Chocolate Spread Cookies

Ok, since I cannot eat Nutella… there is the option of making my own (as you would expect one to do when you can’t have dairy and I do have this on my list of things to do) or there is the option of getting a me-friendly one from Asda:

I saw this recipe ages ago from Ashton’s website and decided that since I have now found the main ingredient, it was time to give it a shot. Clearly, I had to change the ingredients to match my requirements but you can go visit her site for yummy ideas if you are not as restricted as I am 🙂

Oven on at 180 degrees (Celsius) as always for pre-heating.

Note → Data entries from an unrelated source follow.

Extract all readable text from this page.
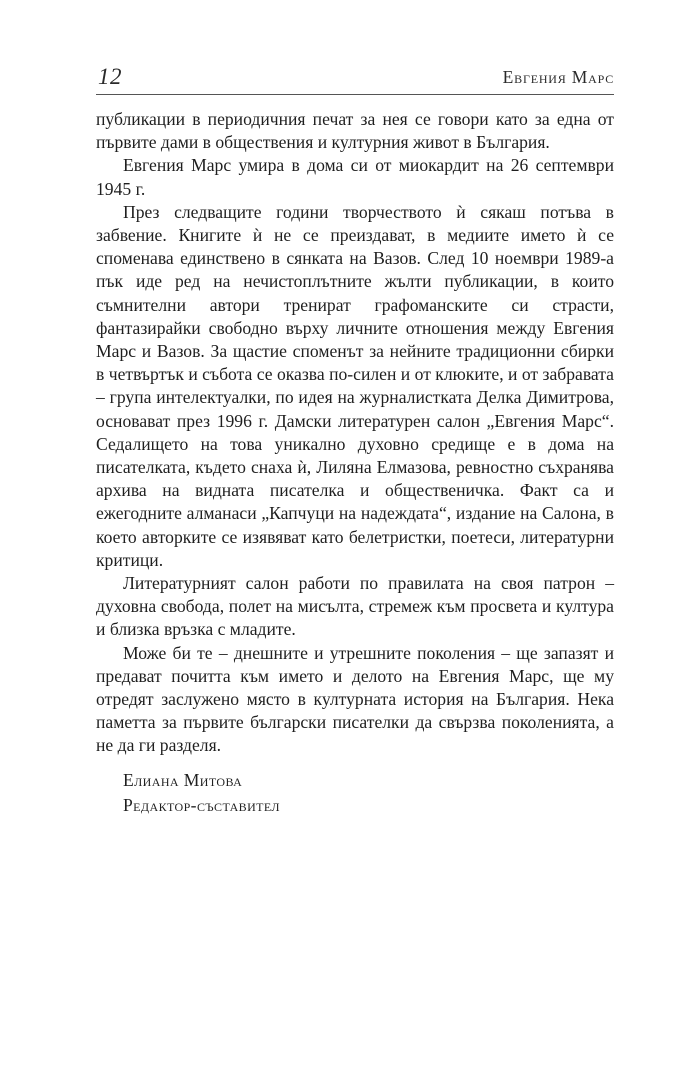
12	Евгения Марс

публикации в периодичния печат за нея се говори като за една от първите дами в обществения и културния живот в България.

Евгения Марс умира в дома си от миокардит на 26 септември 1945 г.

През следващите години творчеството ѝ сякаш потъва в забвение. Книгите ѝ не се преиздават, в медиите името ѝ се споменава единствено в сянката на Вазов. След 10 ноември 1989-а пък иде ред на нечистоплътните жълти публикации, в които съмнителни автори тренират графоманските си страсти, фантазирайки свободно върху личните отношения между Евгения Марс и Вазов. За щастие споменът за нейните традиционни сбирки в четвъртък и събота се оказва по-силен и от клюките, и от забравата – група интелектуалки, по идея на журналистката Делка Димитрова, основават през 1996 г. Дамски литературен салон „Евгения Марс“. Седалището на това уникално духовно средище е в дома на писателката, където снаха ѝ, Лиляна Елмазова, ревностно съхранява архива на видната писателка и общественичка. Факт са и ежегодните алманаси „Капчуци на надеждата“, издание на Салона, в което авторките се изявяват като белетристки, поетеси, литературни критици.

Литературният салон работи по правилата на своя патрон – духовна свобода, полет на мисълта, стремеж към просвета и култура и близка връзка с младите.

Може би те – днешните и утрешните поколения – ще запазят и предават почитта към името и делото на Евгения Марс, ще му отредят заслужено място в културната история на България. Нека паметта за първите български писателки да свързва поколенията, а не да ги разделя.

Елиана Митова
Редактор-съставител
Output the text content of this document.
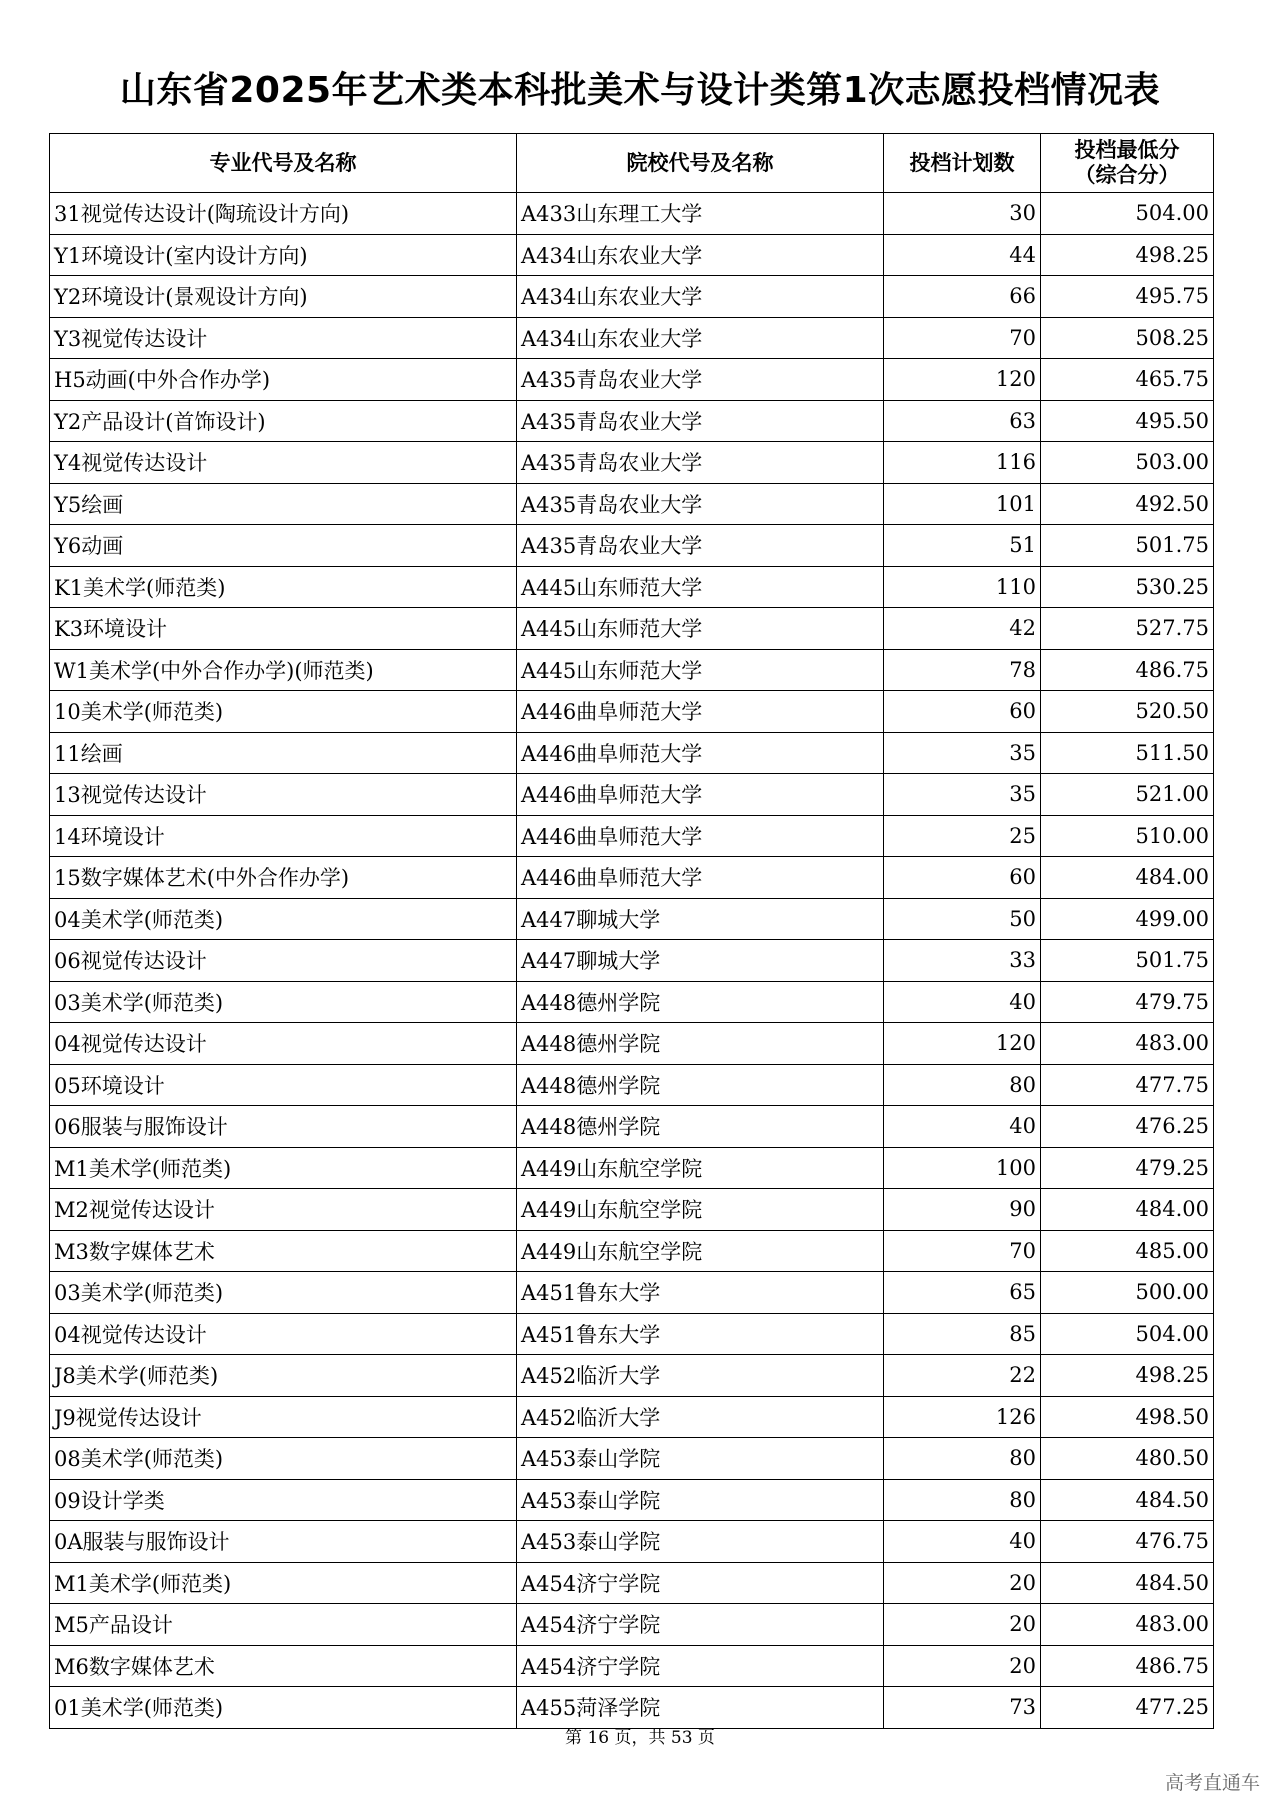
山东省2025年艺术类本科批美术与设计类第1次志愿投档情况表
专业代号及名称	院校代号及名称	投档计划数	投档最低分
（综合分）

31视觉传达设计(陶琉设计方向)	A433山东理工大学	30	504.00
Y1环境设计(室内设计方向)	A434山东农业大学	44	498.25
Y2环境设计(景观设计方向)	A434山东农业大学	66	495.75
Y3视觉传达设计	A434山东农业大学	70	508.25
H5动画(中外合作办学)	A435青岛农业大学	120	465.75
Y2产品设计(首饰设计)	A435青岛农业大学	63	495.50
Y4视觉传达设计	A435青岛农业大学	116	503.00
Y5绘画	A435青岛农业大学	101	492.50
Y6动画	A435青岛农业大学	51	501.75
K1美术学(师范类)	A445山东师范大学	110	530.25
K3环境设计	A445山东师范大学	42	527.75
W1美术学(中外合作办学)(师范类)	A445山东师范大学	78	486.75
10美术学(师范类)	A446曲阜师范大学	60	520.50
11绘画	A446曲阜师范大学	35	511.50
13视觉传达设计	A446曲阜师范大学	35	521.00
14环境设计	A446曲阜师范大学	25	510.00
15数字媒体艺术(中外合作办学)	A446曲阜师范大学	60	484.00
04美术学(师范类)	A447聊城大学	50	499.00
06视觉传达设计	A447聊城大学	33	501.75
03美术学(师范类)	A448德州学院	40	479.75
04视觉传达设计	A448德州学院	120	483.00
05环境设计	A448德州学院	80	477.75
06服装与服饰设计	A448德州学院	40	476.25
M1美术学(师范类)	A449山东航空学院	100	479.25
M2视觉传达设计	A449山东航空学院	90	484.00
M3数字媒体艺术	A449山东航空学院	70	485.00
03美术学(师范类)	A451鲁东大学	65	500.00
04视觉传达设计	A451鲁东大学	85	504.00
J8美术学(师范类)	A452临沂大学	22	498.25
J9视觉传达设计	A452临沂大学	126	498.50
08美术学(师范类)	A453泰山学院	80	480.50
09设计学类	A453泰山学院	80	484.50
0A服装与服饰设计	A453泰山学院	40	476.75
M1美术学(师范类)	A454济宁学院	20	484.50
M5产品设计	A454济宁学院	20	483.00
M6数字媒体艺术	A454济宁学院	20	486.75
01美术学(师范类)	A455菏泽学院	73	477.25
第 16 页，共 53 页
高考直通车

Here are the ingredients I put in the blender (very happy that this worked as a fast-put-together recipe):

  • 1/4 cup chocolate spread
  • 1/2 cup soya margarine
  • 1/4 cup brown sugar
  • 1 tablespoon of Tate & Lyle’s “light at heart” (white sugar & stevia)
  • 2 eggs
  • 1 and 1/4 cup of maize flour (gluten free and easier to digest than normal flour)
  • 1/2 teaspoon of bicarbonate of soda
  • 1/2 teaspoon of baking powder
  • pinch of salt

Blitz in pulses till it comes together in chunks, then add about 50 grammes of chocolate chips (or about half a small packet). You do not want to overwork the dough.

I  spaced out dollops of the wet dough on a greaseproof sheet and put the tray in the oven for nearly 10 minutes (kept my eyes on them as I did not want the chocolate to burn). Cool on a rack.

nutella cookies

I took them into work and must admit that they taste rather good with a black coffee… How do you like yours?